Texas’s release announcing his hire says Bishop will work with Charlie Strong and the UT football staff to “provide strategy and implementation of programs to support student-athlete development. Among the program’s goals and objectives will be personal growth, character enhancement, leadership assessment and development, life skills and career preparation.”

“I had an unbelievable conversation with Octavious about what we were looking for in this position and knew right away that he was the man for the job,” Strong said in a statement. “He’s an engaging and energetic person who has a ton of experience working with personal development and has gained so much knowledge in handling all aspects of student-athletes’ lives. I just really loved his passion and all of the ideas he was bringing to the table. On top of that, he’s a Longhorn letterman who overcame a lot of obstacles in his own life. I’m so excited to have him joining our staff.”

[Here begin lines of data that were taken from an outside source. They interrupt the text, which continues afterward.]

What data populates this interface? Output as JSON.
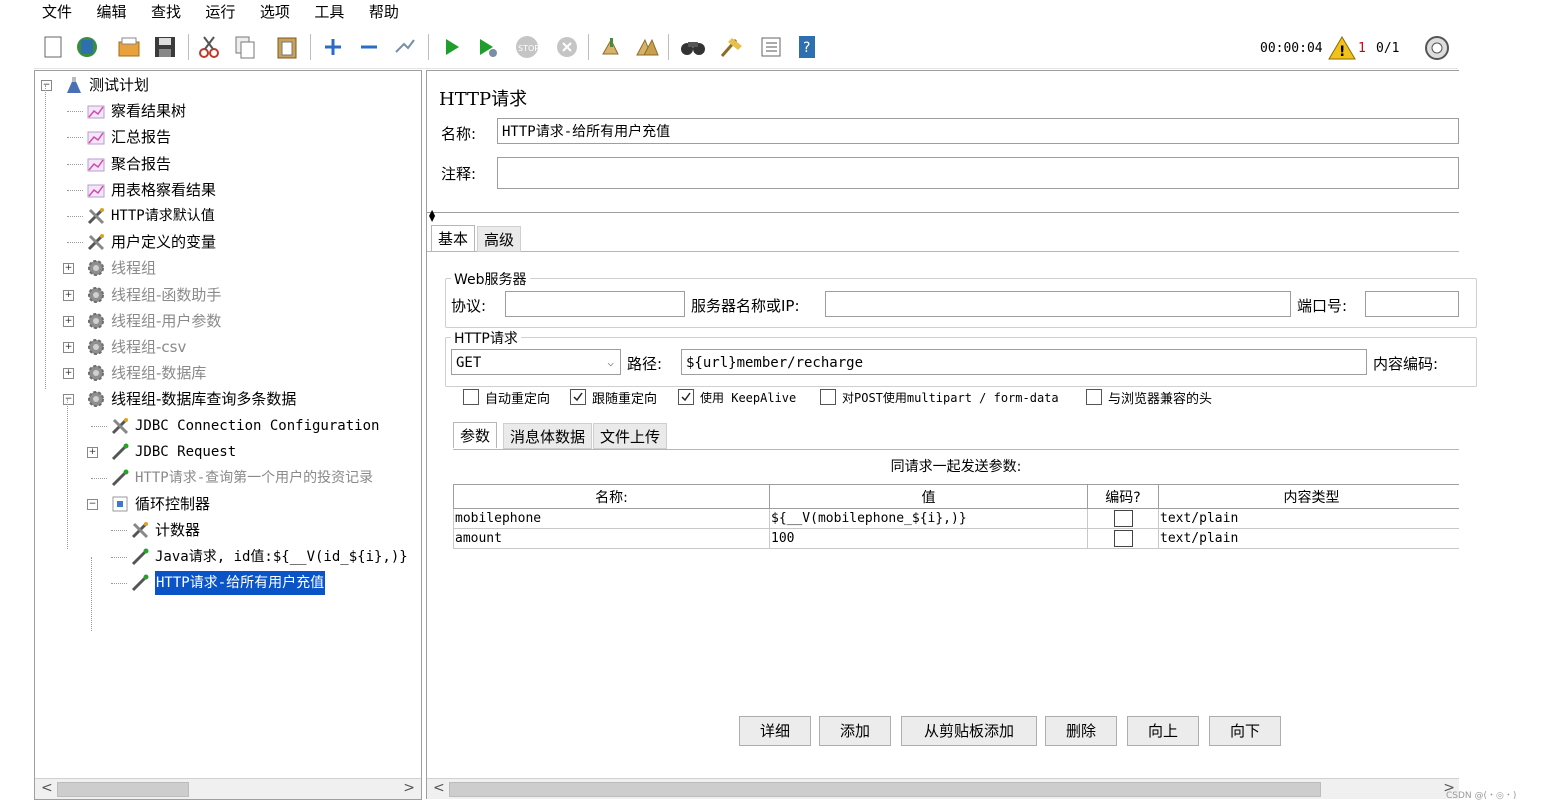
{
  "menu": [
    "文件",
    "编辑",
    "查找",
    "运行",
    "选项",
    "工具",
    "帮助"
  ],
  "toolbar": {
    "icons": [
      "new-icon",
      "templates-icon",
      "open-icon",
      "save-icon",
      "cut-icon",
      "copy-icon",
      "paste-icon",
      "expand-icon",
      "collapse-icon",
      "toggle-icon",
      "start-icon",
      "start-no-pause-icon",
      "stop-icon",
      "shutdown-icon",
      "clear-icon",
      "clear-all-icon",
      "search-icon",
      "reset-search-icon",
      "function-helper-icon",
      "help-icon"
    ],
    "timer": "00:00:04",
    "warn_count": "1",
    "threads": "0/1"
  },
  "tree": {
    "nodes": [
      {
        "label": "测试计划",
        "icon": "test-plan-icon",
        "gray": false
      },
      {
        "label": "察看结果树",
        "icon": "listener-icon",
        "gray": false
      },
      {
        "label": "汇总报告",
        "icon": "listener-icon",
        "gray": false
      },
      {
        "label": "聚合报告",
        "icon": "listener-icon",
        "gray": false
      },
      {
        "label": "用表格察看结果",
        "icon": "listener-icon",
        "gray": false
      },
      {
        "label": "HTTP请求默认值",
        "icon": "config-element-icon",
        "gray": false
      },
      {
        "label": "用户定义的变量",
        "icon": "config-element-icon",
        "gray": false
      },
      {
        "label": "线程组",
        "icon": "thread-group-icon",
        "gray": true
      },
      {
        "label": "线程组-函数助手",
        "icon": "thread-group-icon",
        "gray": true
      },
      {
        "label": "线程组-用户参数",
        "icon": "thread-group-icon",
        "gray": true
      },
      {
        "label": "线程组-csv",
        "icon": "thread-group-icon",
        "gray": true
      },
      {
        "label": "线程组-数据库",
        "icon": "thread-group-icon",
        "gray": true
      },
      {
        "label": "线程组-数据库查询多条数据",
        "icon": "thread-group-icon",
        "gray": false
      },
      {
        "label": "JDBC Connection Configuration",
        "icon": "config-element-icon",
        "gray": false
      },
      {
        "label": "JDBC Request",
        "icon": "sampler-icon",
        "gray": false
      },
      {
        "label": "HTTP请求-查询第一个用户的投资记录",
        "icon": "sampler-icon",
        "gray": true
      },
      {
        "label": "循环控制器",
        "icon": "loop-controller-icon",
        "gray": false
      },
      {
        "label": "计数器",
        "icon": "config-element-icon",
        "gray": false
      },
      {
        "label": "Java请求, id值:${__V(id_${i},)}",
        "icon": "sampler-icon",
        "gray": false
      },
      {
        "label": "HTTP请求-给所有用户充值",
        "icon": "sampler-icon",
        "gray": false,
        "selected": true
      }
    ]
  },
  "panel": {
    "title": "HTTP请求",
    "name_label": "名称:",
    "name_value": "HTTP请求-给所有用户充值",
    "comment_label": "注释:",
    "comment_value": "",
    "tabs": [
      "基本",
      "高级"
    ],
    "web_server": {
      "title": "Web服务器",
      "protocol_label": "协议:",
      "protocol_value": "",
      "server_label": "服务器名称或IP:",
      "server_value": "",
      "port_label": "端口号:",
      "port_value": ""
    },
    "http_request": {
      "title": "HTTP请求",
      "method": "GET",
      "path_label": "路径:",
      "path_value": "${url}member/recharge",
      "encoding_label": "内容编码:"
    },
    "checkboxes": [
      {
        "label": "自动重定向",
        "checked": false
      },
      {
        "label": "跟随重定向",
        "checked": true
      },
      {
        "label": "使用 KeepAlive",
        "checked": true
      },
      {
        "label": "对POST使用multipart / form-data",
        "checked": false
      },
      {
        "label": "与浏览器兼容的头",
        "checked": false
      }
    ],
    "sub_tabs": [
      "参数",
      "消息体数据",
      "文件上传"
    ],
    "params_caption": "同请求一起发送参数:",
    "columns": [
      "名称:",
      "值",
      "编码?",
      "内容类型"
    ],
    "rows": [
      {
        "name": "mobilephone",
        "value": "${__V(mobilephone_${i},)}",
        "encode": false,
        "type": "text/plain"
      },
      {
        "name": "amount",
        "value": "100",
        "encode": false,
        "type": "text/plain"
      }
    ],
    "buttons": [
      "详细",
      "添加",
      "从剪贴板添加",
      "删除",
      "向上",
      "向下"
    ]
  },
  "watermark": "CSDN @(・◎・)"
}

Bishop is a former three-year starter at left tackle for the Longhorns, best known as one of the road graders for Ricky Williams‘s NCAA record-breaking 1998 Heisman Trophy campaign. Bishop played professionally for the Oakland Raiders, Atlanta Falcons as well as in NFL Europe and the XFL before returning to Texas to finish his social work degree in 2001. He’s since earned his Master’s degree in social work from UT and is currently a Ph.D. candidate at Walden University in Minnesota. He has work experience as a social worker and counselor, dealing with marriage, family and addiction counseling and working with students with mental health needs.

“Many of the student-athletes who will attend The University of Texas come from backgrounds similar to my own,” Bishop said. “I have a unique perspective, as a former player and student, that many of them will share. The relationships I’ve established outside of football have played a profound role in my professional and personal development.”